AT&T employees work alongside the DEA and local law enforcement agencies at High Intensity Drug Trafficking Area offices in Los Angeles, Atlanta, Dallas and Houston, where they supply officials with metadata from a database of telephone calls dating back to 1987. The information is handed over in response to subpoenas, rather than search warrants. The DEA has the power to issue "administrative subpoenas" without involvement of a court. Call detail records are collected for all calls handled by AT&T's switches, not only calls placed by AT&T customers. The records include the caller's location and number around four billion per day. A telephone call may create more than one entry in the database.
The program began in 2007 or earlier, but did not become public until 2013, when activist Drew Hendricks found a Powerpoint file about it among materials turned over in response to a FOIA request. Marked as "law enforcement sensitive", the file gives examples of suspects said to have been found with Hemisphere data. Several of the suspects given as examples were wanted in connection to crimes unrelated to drugs, such as making bomb threats, impersonating a military officer, and theft from a jewelry store.

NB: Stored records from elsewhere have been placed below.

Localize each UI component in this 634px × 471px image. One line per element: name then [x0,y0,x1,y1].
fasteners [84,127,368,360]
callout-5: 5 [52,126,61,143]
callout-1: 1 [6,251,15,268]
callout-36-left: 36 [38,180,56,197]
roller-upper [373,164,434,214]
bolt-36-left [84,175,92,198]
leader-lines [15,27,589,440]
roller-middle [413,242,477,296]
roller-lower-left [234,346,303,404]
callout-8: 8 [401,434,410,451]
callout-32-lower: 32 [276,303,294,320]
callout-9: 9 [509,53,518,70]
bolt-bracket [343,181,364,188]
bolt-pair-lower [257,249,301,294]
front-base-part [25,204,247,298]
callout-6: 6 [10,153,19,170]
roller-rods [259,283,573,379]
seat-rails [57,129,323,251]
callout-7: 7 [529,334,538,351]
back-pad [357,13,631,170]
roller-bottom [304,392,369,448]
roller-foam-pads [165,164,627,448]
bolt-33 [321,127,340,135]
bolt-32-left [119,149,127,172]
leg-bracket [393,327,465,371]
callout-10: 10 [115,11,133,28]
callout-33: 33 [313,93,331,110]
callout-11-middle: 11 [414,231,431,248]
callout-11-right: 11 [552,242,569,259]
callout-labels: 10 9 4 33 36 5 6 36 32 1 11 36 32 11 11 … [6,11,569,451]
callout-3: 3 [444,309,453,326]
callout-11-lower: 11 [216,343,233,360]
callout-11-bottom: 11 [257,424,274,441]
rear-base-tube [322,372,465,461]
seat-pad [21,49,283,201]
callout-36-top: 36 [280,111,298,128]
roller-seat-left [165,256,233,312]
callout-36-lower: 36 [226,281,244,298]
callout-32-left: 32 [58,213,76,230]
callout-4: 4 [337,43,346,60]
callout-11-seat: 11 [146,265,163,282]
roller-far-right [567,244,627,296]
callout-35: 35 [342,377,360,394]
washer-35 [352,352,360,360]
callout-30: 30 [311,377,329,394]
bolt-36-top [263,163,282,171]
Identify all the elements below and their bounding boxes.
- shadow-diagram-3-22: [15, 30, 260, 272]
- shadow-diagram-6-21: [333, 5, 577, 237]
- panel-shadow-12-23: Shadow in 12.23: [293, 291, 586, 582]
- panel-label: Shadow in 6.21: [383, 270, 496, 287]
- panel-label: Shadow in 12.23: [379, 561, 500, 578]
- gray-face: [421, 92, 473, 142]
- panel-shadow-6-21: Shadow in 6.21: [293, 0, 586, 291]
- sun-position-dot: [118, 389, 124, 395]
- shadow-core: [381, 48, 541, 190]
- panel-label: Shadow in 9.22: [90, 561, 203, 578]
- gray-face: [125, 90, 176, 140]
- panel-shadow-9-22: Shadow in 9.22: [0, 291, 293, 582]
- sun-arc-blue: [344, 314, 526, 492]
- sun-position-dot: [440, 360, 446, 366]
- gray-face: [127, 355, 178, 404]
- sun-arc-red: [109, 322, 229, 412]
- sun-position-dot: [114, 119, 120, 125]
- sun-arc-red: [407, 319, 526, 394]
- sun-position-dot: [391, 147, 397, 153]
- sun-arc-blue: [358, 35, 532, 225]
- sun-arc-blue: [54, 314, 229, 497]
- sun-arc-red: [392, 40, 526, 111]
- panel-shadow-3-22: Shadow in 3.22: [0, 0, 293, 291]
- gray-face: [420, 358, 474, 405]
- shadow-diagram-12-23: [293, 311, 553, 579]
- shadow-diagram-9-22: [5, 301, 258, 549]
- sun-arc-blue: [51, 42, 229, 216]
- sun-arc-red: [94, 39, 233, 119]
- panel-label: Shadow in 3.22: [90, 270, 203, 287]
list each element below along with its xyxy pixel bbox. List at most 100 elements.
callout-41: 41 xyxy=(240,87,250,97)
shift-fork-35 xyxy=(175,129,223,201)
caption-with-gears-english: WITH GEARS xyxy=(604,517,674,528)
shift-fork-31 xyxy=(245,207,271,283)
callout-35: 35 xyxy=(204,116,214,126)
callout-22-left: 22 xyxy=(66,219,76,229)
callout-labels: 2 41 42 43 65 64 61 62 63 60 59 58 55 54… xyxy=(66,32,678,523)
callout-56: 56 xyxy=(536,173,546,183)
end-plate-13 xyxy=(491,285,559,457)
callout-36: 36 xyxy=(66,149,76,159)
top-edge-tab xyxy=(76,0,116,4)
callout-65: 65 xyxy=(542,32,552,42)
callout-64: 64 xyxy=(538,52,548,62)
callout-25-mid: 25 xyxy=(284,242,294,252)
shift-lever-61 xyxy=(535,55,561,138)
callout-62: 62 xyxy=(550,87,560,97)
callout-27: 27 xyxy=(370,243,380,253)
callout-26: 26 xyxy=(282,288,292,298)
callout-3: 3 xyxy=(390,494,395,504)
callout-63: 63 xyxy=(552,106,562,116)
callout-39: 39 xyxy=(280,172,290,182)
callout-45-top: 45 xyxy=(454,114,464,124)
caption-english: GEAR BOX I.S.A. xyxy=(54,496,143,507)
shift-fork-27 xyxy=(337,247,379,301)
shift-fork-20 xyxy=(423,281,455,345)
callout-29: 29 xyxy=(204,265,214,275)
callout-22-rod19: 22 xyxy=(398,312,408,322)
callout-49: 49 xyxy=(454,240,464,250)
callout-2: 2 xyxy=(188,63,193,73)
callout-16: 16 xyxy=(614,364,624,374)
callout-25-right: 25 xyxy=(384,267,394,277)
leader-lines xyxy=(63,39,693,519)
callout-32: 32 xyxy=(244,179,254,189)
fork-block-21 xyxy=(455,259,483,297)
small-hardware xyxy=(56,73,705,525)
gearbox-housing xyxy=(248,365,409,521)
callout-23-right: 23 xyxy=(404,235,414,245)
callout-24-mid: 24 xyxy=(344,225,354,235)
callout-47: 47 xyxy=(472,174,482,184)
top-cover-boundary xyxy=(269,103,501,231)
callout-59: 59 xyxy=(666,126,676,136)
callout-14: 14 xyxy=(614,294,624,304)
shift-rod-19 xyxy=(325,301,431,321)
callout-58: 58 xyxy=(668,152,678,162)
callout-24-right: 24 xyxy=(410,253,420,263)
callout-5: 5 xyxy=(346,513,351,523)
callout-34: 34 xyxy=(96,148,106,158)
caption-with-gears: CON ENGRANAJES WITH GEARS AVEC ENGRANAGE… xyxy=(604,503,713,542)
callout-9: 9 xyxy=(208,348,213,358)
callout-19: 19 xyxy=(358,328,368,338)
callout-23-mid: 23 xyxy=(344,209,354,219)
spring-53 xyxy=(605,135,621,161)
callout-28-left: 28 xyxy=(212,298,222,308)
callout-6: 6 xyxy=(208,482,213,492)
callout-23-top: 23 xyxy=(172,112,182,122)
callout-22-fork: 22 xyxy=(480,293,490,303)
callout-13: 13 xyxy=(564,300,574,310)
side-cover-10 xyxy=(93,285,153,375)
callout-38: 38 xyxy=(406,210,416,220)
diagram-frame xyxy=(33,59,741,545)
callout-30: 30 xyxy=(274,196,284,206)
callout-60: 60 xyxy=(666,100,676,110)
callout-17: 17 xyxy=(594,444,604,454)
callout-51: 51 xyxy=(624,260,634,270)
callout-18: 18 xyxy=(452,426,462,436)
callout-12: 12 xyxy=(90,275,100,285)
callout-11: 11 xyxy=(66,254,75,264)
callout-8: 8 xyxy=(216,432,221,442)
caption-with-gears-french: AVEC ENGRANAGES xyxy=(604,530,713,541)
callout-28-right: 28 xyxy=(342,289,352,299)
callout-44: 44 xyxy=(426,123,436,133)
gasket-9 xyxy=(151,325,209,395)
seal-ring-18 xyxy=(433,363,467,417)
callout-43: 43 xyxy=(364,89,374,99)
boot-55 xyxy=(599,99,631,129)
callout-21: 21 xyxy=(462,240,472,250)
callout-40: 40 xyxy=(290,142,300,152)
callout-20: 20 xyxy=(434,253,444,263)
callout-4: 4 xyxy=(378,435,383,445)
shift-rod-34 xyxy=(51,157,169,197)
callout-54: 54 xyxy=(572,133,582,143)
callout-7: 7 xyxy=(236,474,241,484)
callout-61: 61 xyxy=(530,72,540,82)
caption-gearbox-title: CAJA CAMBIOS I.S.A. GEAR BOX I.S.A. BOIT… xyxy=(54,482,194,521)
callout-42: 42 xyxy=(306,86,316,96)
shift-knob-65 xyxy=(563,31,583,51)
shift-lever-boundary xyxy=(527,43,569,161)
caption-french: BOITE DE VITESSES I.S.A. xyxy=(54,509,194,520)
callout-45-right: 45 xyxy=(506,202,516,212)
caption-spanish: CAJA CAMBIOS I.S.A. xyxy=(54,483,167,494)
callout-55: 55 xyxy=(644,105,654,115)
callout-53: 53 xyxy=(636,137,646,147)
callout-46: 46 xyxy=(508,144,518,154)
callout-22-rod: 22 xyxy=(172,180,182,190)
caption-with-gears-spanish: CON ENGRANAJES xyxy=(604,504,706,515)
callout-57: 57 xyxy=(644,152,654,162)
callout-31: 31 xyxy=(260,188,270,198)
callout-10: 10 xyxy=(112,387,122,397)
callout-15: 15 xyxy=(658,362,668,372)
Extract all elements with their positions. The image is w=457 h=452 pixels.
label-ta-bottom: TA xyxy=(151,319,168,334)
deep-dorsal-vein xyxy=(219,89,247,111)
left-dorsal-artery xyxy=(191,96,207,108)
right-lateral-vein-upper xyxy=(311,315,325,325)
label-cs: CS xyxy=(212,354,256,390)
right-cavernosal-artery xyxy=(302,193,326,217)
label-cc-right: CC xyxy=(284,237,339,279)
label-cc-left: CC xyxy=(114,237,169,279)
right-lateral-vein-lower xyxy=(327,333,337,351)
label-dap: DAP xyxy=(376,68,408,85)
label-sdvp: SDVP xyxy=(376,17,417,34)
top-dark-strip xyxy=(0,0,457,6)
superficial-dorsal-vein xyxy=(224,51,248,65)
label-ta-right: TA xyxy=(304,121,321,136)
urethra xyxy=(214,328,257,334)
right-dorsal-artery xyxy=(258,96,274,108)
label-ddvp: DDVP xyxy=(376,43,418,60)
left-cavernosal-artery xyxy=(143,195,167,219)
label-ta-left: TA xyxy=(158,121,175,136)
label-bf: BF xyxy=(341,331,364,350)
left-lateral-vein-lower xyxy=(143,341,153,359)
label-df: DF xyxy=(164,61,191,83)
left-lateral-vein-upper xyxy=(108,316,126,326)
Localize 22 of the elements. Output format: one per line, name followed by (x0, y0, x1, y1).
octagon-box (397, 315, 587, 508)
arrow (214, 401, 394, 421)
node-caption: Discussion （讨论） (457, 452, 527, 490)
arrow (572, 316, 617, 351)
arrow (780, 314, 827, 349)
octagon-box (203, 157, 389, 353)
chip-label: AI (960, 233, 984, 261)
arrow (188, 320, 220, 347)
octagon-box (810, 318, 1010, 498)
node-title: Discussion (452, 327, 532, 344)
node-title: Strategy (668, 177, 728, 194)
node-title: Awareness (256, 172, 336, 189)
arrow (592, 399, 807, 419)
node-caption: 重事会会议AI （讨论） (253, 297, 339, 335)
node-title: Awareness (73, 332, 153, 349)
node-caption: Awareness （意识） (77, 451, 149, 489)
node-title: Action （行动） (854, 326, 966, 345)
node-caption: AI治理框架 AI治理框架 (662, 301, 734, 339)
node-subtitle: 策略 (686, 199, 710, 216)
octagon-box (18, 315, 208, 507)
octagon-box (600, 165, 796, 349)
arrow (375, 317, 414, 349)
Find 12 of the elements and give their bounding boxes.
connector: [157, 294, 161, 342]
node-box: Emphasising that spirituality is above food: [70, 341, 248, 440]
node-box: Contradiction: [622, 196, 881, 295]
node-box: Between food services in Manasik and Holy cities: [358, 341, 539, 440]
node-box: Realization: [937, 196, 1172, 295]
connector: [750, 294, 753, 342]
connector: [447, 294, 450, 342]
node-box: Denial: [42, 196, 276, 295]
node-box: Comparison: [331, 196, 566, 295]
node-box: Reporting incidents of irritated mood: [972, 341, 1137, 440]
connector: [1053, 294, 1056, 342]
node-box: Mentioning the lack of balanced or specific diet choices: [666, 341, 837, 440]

The White House said that the data raises no privacy concerns, a statement contradicted by Jameel Jaffer of the ACLU, who said he would "speculate that one reason for the secrecy of the program is that it would be very hard to justify it to the public or the courts."
The program was likened to proposals made by legislators after the disclosure of PRISM, in particular one by Representative Adam Schiff who had called for a "look at changing the telephone metadata program by having phone companies retain their own data, rather of the government."
Spokespeople for Sprint, Verizon and T-mobile USA would not comment on whether their companies offered similar services.